Shapira, el Eco, se interpuso entre ellas y las sombras. Sus cadenas empezaron a girar en un vórtice defensivo, pero no para golpear, sino para absorber. Shapira estaba actuando como un pararrayos emocional, atrayendo hacia su propio ser el dolor de las sombras para que las demás pudieran seguir avanzando.

—Shapira, ¡detente! —pidió Xylia, viendo cómo la silueta de su amiga empezaba a agrietarse bajo la presión—. ¡Te va a consumir!

Shapira no se detuvo. Sus ojos blancos brillaron con una determinación feroz. Con un gesto imperioso, señaló hacia el fondo del pasaje, donde una luz distinta, una luz de color gris ceniza, empezaba a asomar. Era el final del corredor.
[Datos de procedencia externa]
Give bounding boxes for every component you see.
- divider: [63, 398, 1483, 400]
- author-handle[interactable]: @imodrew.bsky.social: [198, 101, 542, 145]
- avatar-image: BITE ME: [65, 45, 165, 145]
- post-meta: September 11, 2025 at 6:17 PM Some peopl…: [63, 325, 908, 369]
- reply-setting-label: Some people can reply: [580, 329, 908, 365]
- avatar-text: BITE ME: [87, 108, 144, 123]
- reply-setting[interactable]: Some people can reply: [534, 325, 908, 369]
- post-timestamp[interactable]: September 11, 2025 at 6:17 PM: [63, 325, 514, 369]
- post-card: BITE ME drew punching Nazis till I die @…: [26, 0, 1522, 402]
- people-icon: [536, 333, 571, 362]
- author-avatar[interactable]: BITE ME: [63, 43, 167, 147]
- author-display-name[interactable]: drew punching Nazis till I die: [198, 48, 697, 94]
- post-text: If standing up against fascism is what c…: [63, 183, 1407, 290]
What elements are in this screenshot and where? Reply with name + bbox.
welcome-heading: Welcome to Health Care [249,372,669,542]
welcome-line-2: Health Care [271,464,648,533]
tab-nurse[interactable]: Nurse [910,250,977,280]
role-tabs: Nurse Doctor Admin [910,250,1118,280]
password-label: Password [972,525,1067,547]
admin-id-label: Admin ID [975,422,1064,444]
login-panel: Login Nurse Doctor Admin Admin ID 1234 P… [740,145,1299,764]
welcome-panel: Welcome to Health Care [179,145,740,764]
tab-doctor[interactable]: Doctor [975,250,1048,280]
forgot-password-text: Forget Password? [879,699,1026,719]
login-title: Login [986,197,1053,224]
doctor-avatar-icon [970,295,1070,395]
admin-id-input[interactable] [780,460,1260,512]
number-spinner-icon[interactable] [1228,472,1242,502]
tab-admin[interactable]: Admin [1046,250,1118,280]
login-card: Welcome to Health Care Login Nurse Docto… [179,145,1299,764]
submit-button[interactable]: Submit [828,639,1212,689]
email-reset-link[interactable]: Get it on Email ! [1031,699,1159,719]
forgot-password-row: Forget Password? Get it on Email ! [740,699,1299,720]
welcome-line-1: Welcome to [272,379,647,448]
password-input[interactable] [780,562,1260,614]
Caminaron a través del tormento, con Shapira absorbiendo los gritos de los muertos y Lyraka sosteniendo la voluntad de Xylia. Ravenna, con los ojos cerrados, recitaba salmos de protección que ya no creía, pero que servían como un mantra para mantener su mente unida.

A medida que se acercaban al final, las sombras se volvieron más frenéticas. Ya no solo susurraban; exigían. Eran las promesas de los antiguos, las deudas de sangre que nunca se pagaron, los tratados firmados en la oscuridad que ahora reclamaban su cumplimiento.

El pasaje vibró una última vez, y la luz negra se rasgó como una tela vieja. Las sombras retrocedieron, pero no desaparecieron; se quedaron en el umbral, observando con sus cuencas vacías.

Por el pasaje llegaron sombras del pasado y promesas por cumplir.